What’s odd is that none of this was any different in RE4 (ignoring the sidekick), which was one of my favourite games on the Gamecube. So why does it drive me nuts now? Maybe it will just take me a while to get used to it again, or maybe in the last 4 years I’ve moved on with other games whilst RE has pretty much stood still (graphics and sidekick aside, this is RE4 in a new location). After experiencing a zombie sim where I’m completely unconstrained in terms of controls, and the challenge remains (Left 4 Dead), and 3rd person games where movement is more natural & fluid (Gears) it feels really strange now (and a little irritating) to have challenge artificially engineered upon me through a deliberately constrained control system. RE5 of course has better presentation, and undoubtedly more content, than Left 4 Dead, but whether I can adjust again to a 4-year old play style is uncertain. I’ll have to play the demo more to see.

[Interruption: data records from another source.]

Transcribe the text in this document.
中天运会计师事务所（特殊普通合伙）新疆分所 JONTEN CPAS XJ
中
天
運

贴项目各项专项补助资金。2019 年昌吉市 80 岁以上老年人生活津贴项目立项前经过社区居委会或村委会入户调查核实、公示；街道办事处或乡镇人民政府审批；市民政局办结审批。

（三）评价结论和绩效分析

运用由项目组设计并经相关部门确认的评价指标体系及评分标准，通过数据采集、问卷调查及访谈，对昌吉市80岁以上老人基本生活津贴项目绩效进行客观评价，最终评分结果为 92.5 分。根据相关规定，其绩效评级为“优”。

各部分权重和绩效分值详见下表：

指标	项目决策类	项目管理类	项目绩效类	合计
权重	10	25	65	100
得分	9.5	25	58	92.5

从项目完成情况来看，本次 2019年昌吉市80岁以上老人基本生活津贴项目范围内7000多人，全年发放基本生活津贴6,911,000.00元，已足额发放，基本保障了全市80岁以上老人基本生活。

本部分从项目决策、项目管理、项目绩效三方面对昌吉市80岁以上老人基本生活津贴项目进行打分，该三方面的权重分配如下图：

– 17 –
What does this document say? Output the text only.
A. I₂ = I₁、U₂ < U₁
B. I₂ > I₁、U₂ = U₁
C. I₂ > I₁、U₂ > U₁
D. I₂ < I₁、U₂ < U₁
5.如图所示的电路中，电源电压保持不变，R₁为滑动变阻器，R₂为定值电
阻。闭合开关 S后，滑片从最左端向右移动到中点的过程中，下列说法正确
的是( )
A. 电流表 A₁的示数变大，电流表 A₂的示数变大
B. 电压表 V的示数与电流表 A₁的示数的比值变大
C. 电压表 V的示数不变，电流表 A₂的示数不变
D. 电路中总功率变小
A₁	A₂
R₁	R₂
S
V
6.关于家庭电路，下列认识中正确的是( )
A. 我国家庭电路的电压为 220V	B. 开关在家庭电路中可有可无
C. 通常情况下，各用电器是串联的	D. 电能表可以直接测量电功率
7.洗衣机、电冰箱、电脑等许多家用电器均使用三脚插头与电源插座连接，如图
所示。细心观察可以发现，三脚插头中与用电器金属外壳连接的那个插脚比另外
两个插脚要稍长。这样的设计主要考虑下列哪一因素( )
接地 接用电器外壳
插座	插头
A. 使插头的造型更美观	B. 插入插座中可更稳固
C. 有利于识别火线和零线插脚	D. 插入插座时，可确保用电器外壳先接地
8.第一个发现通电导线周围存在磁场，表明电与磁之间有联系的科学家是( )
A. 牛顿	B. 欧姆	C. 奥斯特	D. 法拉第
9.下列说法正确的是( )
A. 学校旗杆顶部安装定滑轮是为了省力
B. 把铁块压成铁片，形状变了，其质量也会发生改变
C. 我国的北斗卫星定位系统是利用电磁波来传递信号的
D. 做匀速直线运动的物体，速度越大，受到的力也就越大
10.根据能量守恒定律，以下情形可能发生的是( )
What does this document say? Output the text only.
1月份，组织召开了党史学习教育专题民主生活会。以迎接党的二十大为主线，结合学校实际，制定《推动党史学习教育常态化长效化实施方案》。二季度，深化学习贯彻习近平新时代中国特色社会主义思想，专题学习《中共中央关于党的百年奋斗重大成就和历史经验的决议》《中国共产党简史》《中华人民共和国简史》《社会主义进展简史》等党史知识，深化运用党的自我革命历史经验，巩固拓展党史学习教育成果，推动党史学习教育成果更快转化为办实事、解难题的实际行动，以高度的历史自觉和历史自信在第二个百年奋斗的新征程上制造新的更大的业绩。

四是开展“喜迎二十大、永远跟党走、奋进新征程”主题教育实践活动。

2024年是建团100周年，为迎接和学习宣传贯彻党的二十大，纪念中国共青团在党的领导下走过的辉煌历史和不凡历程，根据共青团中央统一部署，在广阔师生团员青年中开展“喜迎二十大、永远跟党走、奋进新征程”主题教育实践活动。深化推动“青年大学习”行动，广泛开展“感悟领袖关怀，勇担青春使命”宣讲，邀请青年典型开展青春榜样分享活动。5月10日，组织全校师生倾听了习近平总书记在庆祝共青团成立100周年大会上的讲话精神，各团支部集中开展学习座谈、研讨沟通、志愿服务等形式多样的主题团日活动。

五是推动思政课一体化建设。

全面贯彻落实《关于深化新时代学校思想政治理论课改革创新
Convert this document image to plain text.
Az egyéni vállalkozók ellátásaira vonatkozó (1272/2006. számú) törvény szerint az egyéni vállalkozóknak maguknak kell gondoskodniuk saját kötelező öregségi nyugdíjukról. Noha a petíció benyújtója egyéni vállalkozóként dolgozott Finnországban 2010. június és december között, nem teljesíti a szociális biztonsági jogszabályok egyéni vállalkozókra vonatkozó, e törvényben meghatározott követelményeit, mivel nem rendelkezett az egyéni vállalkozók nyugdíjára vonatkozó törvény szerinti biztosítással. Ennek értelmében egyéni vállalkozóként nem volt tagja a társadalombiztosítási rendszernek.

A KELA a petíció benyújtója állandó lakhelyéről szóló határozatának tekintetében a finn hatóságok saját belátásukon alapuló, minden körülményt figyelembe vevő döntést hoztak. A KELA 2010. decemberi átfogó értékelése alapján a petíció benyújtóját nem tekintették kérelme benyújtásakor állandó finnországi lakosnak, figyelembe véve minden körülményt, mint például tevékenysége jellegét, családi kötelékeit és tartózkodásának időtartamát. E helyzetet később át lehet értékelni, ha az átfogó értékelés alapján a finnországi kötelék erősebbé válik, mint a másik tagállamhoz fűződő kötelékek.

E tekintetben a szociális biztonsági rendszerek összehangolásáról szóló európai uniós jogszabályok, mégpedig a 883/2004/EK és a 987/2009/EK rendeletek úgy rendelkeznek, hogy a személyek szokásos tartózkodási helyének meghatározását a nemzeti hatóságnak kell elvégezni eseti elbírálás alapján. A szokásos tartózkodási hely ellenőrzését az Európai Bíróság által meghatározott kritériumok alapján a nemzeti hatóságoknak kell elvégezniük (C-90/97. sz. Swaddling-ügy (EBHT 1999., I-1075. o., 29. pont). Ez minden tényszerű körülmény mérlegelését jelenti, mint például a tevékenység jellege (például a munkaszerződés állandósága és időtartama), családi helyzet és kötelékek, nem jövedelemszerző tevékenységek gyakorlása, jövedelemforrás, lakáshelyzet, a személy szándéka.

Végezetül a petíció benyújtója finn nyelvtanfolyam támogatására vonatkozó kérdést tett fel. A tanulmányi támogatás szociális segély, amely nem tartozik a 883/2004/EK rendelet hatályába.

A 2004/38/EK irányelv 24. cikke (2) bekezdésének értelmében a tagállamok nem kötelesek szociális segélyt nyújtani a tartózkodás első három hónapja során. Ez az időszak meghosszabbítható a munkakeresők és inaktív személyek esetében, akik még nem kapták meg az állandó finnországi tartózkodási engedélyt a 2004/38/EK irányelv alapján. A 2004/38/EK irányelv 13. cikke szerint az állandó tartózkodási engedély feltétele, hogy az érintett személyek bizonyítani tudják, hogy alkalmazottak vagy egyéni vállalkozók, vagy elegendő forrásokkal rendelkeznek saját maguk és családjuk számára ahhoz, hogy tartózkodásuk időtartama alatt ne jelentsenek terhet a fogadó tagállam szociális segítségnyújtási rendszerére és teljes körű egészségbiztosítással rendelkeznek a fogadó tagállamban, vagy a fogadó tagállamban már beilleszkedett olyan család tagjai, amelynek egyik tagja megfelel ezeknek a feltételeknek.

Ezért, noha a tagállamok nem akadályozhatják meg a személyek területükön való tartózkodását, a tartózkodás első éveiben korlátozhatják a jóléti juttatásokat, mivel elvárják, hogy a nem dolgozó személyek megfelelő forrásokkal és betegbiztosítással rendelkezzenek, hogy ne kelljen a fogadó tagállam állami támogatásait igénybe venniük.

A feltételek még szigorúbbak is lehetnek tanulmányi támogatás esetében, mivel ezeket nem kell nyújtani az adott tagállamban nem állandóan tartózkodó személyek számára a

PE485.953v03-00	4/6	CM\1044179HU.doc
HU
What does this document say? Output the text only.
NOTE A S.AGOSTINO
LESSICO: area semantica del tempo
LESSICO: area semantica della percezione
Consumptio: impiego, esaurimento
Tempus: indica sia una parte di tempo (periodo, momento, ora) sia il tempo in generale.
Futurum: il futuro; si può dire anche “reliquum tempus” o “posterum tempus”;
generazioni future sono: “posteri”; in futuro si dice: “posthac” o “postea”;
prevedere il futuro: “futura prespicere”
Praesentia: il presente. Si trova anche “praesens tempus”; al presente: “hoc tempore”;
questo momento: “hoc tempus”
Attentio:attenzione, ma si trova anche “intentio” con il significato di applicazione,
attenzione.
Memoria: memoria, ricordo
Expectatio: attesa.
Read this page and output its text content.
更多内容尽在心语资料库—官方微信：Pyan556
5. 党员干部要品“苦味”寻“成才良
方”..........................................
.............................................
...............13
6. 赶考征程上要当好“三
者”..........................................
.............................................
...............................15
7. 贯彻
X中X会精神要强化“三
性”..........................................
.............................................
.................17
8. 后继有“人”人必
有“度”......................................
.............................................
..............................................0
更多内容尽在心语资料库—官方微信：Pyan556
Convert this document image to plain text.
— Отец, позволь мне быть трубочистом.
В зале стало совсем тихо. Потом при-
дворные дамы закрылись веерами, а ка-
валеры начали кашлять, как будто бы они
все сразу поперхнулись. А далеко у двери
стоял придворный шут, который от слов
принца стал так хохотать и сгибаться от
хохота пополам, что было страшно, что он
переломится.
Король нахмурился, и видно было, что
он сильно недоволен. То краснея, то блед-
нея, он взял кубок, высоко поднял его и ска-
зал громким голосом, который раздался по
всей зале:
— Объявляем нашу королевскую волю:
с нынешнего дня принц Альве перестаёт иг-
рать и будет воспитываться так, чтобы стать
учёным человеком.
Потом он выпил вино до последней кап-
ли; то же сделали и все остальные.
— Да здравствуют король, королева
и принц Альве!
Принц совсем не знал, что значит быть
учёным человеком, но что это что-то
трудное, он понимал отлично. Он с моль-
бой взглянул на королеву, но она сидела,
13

5 Responses to “RE5 – hmm”

  1. kinjalkishor Says:
    January 27th, 2009 at 4:28 pm

    It seems difficult that u will go back to a more restricted control set and enjoy the artificial limit. But die hard fans like that control scheme. And really which Capcom Game has less restricted control scheme except maybe Devil May Cry 3 and 4.

  2. Damien Guard Says:
    January 27th, 2009 at 9:10 pm

    With you on this but my biggest issue with it is that I didn’t feel fear in any sense of the word which to me is a absolute requirement for survival horror games.

    [)amien

  3. kinjalkishor Says:
    January 28th, 2009 at 12:02 pm

    I really felt fear in Vampire 2 Masquerade – bloodlines (RPG) in a lone hotel by seeing a running female ghost while evrything breaking. And that was not because I had less ammo or I was plagued by control issues. It was genious environnment fear.

  4. kinjalkishor Says:
    January 28th, 2009 at 12:04 pm

    Vampire 2 also uses source engine like L4D, though Vampire 2 is a good Vampire RPG not a horror game.

  5. Steve Says:
    January 28th, 2009 at 12:20 pm

    @Damien: yes, I didn’t find the demo scary or tense either.

    It seems I’m not the only one unhappy with the controls, and also people coming from the most recent survival horror game Dead Space have also bitched about how much better the controls are in that game. Since I haven’t picked that up yet, I’d probably be inclined to get that instead.

    I realise the ‘tank controls’ are supposed to provide tension, but it feels very artificial (no real person would be that clumsy), and since RE4 other games have proved you can provide horror tension without gimping the player’s ability to control their character. I’m sure RE5 will be popular but I do wonder if it’s failed to recognise the progress that others have made in the meantime.